The cost of service provision varies between hospitals. Through efficiencies in work practices or staffing arrangements, some hospitals achieve costs that differ markedly from the casemix payment. Salary arrangements for surgeons have been noted as a significant factor in whether a hospital is able to deliver the service within the casemix payment, with some hospitals providing sessional payments and others fee-for-service.
7. Develop a funding model that supports the system structure.
A performance monitoring system ensures accountability for the efficient and effective use of resources. A performance monitoring system would include a range of clinical and non-clinical performance measures that could be monitored at a local, regional and statewide level. Ophthalmology management measures, including waiting times for elective surgery and activity data, are already collected by health services and reported to the department. However, patient outcome measures are not routinely collected by health services and require development. Possible performance outcome measures would include monitoring the appropriateness, acceptability, safety and effectiveness of ophthalmology clinical interventions.

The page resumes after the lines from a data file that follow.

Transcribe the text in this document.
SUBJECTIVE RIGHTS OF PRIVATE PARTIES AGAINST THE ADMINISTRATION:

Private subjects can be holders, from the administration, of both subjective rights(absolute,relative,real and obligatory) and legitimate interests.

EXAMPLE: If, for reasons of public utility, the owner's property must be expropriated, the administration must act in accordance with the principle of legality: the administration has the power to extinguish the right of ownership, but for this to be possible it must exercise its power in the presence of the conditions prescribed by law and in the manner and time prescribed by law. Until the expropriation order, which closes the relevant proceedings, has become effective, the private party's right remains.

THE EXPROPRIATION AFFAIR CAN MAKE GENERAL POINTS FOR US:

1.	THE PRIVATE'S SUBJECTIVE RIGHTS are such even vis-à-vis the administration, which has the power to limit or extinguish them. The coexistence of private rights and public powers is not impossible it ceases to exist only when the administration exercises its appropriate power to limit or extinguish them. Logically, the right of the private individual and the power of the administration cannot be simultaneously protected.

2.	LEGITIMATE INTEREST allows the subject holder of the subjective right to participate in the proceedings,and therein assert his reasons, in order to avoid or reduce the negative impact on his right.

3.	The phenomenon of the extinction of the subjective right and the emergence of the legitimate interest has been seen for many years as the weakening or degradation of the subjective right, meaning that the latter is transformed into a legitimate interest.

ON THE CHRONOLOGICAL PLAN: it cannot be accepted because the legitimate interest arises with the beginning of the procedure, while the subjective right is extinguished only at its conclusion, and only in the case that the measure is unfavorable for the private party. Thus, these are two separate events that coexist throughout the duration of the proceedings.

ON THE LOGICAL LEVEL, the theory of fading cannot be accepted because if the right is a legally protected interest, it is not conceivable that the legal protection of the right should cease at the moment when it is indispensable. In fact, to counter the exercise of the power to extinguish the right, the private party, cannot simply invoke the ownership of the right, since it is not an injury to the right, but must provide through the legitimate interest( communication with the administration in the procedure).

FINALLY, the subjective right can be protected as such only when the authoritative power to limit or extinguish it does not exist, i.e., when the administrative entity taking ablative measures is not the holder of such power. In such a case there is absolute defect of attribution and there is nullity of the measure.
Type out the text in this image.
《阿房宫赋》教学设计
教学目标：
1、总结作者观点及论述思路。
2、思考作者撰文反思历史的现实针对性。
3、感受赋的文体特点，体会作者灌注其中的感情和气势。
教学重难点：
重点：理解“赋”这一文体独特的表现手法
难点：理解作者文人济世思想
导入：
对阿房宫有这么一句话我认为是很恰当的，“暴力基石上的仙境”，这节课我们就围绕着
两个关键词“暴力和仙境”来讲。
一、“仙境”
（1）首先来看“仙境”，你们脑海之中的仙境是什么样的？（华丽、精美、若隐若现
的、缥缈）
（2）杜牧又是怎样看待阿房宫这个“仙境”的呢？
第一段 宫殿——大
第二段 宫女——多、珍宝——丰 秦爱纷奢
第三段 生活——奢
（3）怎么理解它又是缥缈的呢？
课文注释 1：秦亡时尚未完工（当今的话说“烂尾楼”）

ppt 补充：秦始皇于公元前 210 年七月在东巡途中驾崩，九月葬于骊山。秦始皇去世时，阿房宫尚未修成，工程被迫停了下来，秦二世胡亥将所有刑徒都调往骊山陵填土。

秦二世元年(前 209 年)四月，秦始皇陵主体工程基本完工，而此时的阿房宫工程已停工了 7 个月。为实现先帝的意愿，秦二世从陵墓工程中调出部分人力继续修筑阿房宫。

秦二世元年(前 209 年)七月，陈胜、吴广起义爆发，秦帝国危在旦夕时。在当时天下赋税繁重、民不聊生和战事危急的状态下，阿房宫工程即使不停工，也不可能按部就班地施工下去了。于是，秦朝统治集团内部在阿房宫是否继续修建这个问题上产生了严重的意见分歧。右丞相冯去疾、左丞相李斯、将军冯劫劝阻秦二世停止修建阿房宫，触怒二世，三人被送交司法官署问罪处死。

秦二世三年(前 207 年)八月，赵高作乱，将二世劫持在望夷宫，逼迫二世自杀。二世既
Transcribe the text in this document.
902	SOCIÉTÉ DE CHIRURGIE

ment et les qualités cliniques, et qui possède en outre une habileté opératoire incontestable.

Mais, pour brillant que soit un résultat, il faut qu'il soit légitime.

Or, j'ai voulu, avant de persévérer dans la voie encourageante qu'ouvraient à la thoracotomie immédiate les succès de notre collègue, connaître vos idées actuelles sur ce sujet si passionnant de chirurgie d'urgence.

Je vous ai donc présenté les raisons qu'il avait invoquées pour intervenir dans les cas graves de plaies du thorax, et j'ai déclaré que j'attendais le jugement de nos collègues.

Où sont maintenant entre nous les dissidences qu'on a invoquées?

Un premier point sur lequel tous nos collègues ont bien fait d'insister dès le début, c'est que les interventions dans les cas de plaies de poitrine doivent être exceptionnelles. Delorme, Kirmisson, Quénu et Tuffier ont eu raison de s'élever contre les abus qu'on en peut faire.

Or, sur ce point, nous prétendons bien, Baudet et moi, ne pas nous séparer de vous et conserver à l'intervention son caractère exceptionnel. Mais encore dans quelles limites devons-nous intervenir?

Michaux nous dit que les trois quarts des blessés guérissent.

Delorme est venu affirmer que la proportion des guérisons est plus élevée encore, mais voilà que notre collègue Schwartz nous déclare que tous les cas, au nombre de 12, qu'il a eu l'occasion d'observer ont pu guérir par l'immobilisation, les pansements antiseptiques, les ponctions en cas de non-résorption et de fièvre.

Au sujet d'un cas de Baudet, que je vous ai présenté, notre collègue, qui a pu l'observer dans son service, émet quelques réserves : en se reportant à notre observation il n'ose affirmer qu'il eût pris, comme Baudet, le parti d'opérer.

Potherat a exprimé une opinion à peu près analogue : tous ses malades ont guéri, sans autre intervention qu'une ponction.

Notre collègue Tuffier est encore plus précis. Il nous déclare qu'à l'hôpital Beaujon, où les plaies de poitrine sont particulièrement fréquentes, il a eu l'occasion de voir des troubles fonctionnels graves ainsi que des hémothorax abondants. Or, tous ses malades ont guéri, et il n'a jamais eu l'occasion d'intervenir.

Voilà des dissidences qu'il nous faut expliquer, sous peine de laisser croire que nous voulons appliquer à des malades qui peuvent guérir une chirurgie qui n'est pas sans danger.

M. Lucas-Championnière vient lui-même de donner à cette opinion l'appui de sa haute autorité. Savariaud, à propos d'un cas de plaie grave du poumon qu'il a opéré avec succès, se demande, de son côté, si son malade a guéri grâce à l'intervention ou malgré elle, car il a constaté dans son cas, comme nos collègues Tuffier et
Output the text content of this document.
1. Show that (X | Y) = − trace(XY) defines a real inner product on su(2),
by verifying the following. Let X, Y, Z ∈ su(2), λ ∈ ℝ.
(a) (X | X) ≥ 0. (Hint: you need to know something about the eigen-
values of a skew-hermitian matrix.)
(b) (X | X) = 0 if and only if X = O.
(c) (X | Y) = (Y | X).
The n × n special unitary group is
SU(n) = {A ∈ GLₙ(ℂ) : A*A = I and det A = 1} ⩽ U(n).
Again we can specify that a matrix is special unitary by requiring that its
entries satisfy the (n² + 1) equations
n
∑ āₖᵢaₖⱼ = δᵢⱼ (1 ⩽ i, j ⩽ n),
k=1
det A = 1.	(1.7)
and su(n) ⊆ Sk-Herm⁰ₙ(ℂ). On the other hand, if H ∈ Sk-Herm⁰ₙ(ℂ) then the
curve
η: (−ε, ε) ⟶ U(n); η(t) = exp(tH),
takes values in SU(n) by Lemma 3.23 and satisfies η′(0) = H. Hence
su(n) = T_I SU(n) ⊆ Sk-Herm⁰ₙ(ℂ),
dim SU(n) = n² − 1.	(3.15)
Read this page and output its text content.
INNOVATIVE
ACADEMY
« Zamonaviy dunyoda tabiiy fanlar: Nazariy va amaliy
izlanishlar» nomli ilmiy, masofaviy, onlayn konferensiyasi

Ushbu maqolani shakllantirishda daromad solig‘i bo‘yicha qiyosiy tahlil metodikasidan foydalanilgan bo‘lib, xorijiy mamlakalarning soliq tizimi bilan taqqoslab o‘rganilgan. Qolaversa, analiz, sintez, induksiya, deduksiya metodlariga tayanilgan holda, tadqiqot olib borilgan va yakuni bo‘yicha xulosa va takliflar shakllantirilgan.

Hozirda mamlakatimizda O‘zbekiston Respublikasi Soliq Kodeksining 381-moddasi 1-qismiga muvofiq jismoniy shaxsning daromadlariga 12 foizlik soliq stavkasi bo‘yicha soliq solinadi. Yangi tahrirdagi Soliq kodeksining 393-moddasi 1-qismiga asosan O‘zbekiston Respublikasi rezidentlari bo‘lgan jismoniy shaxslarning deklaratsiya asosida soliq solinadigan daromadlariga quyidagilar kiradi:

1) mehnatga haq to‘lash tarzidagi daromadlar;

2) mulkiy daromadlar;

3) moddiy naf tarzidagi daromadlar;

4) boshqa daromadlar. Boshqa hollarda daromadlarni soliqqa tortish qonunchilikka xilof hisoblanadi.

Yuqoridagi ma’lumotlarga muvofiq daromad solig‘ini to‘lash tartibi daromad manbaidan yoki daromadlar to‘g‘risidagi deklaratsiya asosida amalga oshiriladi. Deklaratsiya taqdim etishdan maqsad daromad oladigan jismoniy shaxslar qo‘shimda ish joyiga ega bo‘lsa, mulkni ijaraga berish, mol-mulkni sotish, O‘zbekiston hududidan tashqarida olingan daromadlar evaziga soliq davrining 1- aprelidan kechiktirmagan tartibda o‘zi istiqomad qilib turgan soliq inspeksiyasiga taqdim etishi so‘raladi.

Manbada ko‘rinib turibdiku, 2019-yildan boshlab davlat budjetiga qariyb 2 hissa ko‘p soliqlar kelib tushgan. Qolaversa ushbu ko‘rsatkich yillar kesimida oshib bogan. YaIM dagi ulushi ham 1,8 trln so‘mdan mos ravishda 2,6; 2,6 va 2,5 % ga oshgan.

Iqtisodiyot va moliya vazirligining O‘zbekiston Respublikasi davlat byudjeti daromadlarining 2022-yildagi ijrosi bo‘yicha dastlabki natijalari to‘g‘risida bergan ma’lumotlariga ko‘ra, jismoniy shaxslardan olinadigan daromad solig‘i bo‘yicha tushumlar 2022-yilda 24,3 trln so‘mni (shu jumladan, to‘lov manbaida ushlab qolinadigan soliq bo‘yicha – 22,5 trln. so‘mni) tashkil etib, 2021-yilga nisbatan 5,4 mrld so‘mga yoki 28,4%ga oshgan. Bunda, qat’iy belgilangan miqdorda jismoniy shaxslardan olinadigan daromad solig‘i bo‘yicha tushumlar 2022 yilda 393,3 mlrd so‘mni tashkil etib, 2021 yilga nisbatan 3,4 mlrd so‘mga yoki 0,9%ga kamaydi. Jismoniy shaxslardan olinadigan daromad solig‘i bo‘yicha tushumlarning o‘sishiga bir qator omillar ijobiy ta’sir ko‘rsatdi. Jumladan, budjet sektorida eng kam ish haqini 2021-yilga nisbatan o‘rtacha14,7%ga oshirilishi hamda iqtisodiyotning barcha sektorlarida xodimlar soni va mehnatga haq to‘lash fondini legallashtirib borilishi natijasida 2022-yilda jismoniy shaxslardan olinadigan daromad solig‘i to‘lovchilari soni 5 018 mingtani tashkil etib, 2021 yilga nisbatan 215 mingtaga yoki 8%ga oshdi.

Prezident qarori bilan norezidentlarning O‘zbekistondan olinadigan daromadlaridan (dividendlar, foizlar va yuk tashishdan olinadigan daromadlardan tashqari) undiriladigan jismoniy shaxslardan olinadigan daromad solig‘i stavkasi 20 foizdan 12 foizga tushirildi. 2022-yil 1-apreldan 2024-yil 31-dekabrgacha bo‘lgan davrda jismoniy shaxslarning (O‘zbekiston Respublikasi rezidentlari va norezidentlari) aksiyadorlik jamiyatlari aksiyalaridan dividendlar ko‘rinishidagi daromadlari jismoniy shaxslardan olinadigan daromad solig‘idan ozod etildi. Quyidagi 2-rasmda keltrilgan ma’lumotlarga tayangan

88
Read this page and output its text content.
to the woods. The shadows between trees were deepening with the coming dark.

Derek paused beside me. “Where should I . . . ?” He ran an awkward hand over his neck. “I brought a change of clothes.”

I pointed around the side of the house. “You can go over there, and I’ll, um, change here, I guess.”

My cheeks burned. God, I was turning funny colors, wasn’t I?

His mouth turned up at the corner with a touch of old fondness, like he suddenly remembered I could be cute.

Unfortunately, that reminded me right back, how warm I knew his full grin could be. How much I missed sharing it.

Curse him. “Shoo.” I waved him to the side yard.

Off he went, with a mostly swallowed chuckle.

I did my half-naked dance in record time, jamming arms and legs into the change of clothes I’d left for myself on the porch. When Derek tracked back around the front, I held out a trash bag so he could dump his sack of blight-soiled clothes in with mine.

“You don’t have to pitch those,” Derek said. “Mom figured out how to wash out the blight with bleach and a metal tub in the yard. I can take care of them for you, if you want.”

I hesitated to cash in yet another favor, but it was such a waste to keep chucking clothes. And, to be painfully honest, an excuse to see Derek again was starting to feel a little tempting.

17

A performance monitoring system requires meaningful performance measures, data collection systems, reporting requirements and mechanisms. The development and operation of a performance monitoring system will require the involvement of clinicians, professional colleges and associations, hospitals and health services.
Service leadership and coordination
Greater statewide coordination and leadership in planning for service growth is needed to ensure high quality and accessible ophthalmology services. There is general agreement among stakeholders that the department, hospitals and health care professionals have a shared interest and responsibility in ensuring optimal use of resources within the system. It is recognised that leadership capability needs to be developed with more system-wide goal setting and accountability. It was agreed that governance arrangements could be instituted at a regional and/or statewide level. There is support for more system-wide leadership from the RVEEH.